Un être d’une portée infinie
Pour révolutionnaire que soit à l’époque l’acte de se marier au-delà des lignes raciales, Helen était le produit de son éducation. Elle a grandi à Honeoye, dans le nord de l’État de New York, un hameau situé dans ce qui s’appelle aujourd’hui Richmond. Son grand-père a fondé le village (appelé à l’origine Pittstown) après avoir combattu dans la Révolution américaine.
Helen elle-même était une descendante de la neuvième ou dixième génération de six passagers du Mayflower qui formaient une longue lignée d’esprits non-conformistes. Elle comptait parmi ses proches de puissantes personnalités politiques, littéraires et religieuses qui ont inspiré et influencé la pensée et l’action. Parmi les membres d’une branche de la famille, on compte John Adams et John Quincy Adams et, dans une autre branche, Ulysses S. Grant, Franklin D. Roosevelt et Rutherford B. Hayes. D’autres cousins éloignés comprenaient William Cullen Bryant, Henry Wadsworth Longfellow et Henry David Thoreau.
En 1838, l’année de la naissance d’Helen, l’influente direction religieuse de Honeoye prêchait que l’esclavage devait être aboli et que les congréganistes devaient se joindre à la lutte. Aux yeux de leur pasteur, les vrais chrétiens s’opposaient activement à l’esclavage, et la famille Pitts le faisait avidement. La politique réformiste a conduit le père d’Helen, Gideon, à inviter un éminent orateur anti-esclavagiste à Honeoye en 1846. Helen avait huit ans lorsque Frederick Douglass est venu pour la première fois dans la ville, captivant le public avec sa voix puissante et son intelligence évidente. À cette occasion, et pendant des décennies par la suite, Douglass était un invité d’honneur dans la maison familiale Pitts.

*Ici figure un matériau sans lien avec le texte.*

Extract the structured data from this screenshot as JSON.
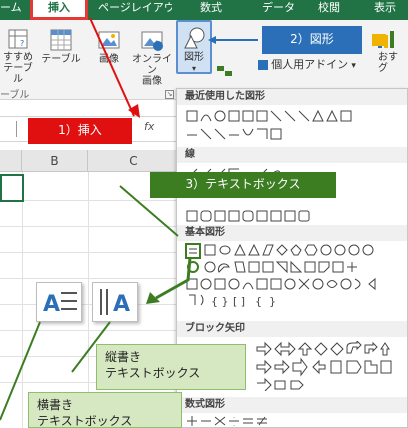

Des années plus tard, Helen aurait sans doute su que sa maison était une étape du chemin de fer clandestin. Le manoir Pitts, situé en plein milieu de Main Street, était un lien important entre les villes de Naples et d’Avon, une station de passage que Douglass avait aidé Gideon Pitts à établir. Pendant une décennie, la famille Pitts a caché dans sa cave des esclaves en fuite transportés par un corbillard à faux fond d’un entrepreneur de pompes funèbres de Naples. Selon certains témoignages, plus de six cents anciens esclaves ont voyagé dans le passage de la cave des Pitts.
En 1857, Helen, socialement consciente, débarque à South Hadley. Il y avait trois classes sur le campus à cette époque, et quatre-vingt-huit étudiants dans sa cohorte. Elle faisait partie d’un nombre croissant de jeunes femmes de toute la Nouvelle-Angleterre qui quittaient leur foyer pour suivre une formation au séminaire, une démarche que la famille Pitts, de tendance féministe, encourageait vivement. (Deux des sœurs d’Helen ont également poursuivi des études supérieures : Jennie, classe de 1859, à Mount Holyoke, et Eva à Cornell.)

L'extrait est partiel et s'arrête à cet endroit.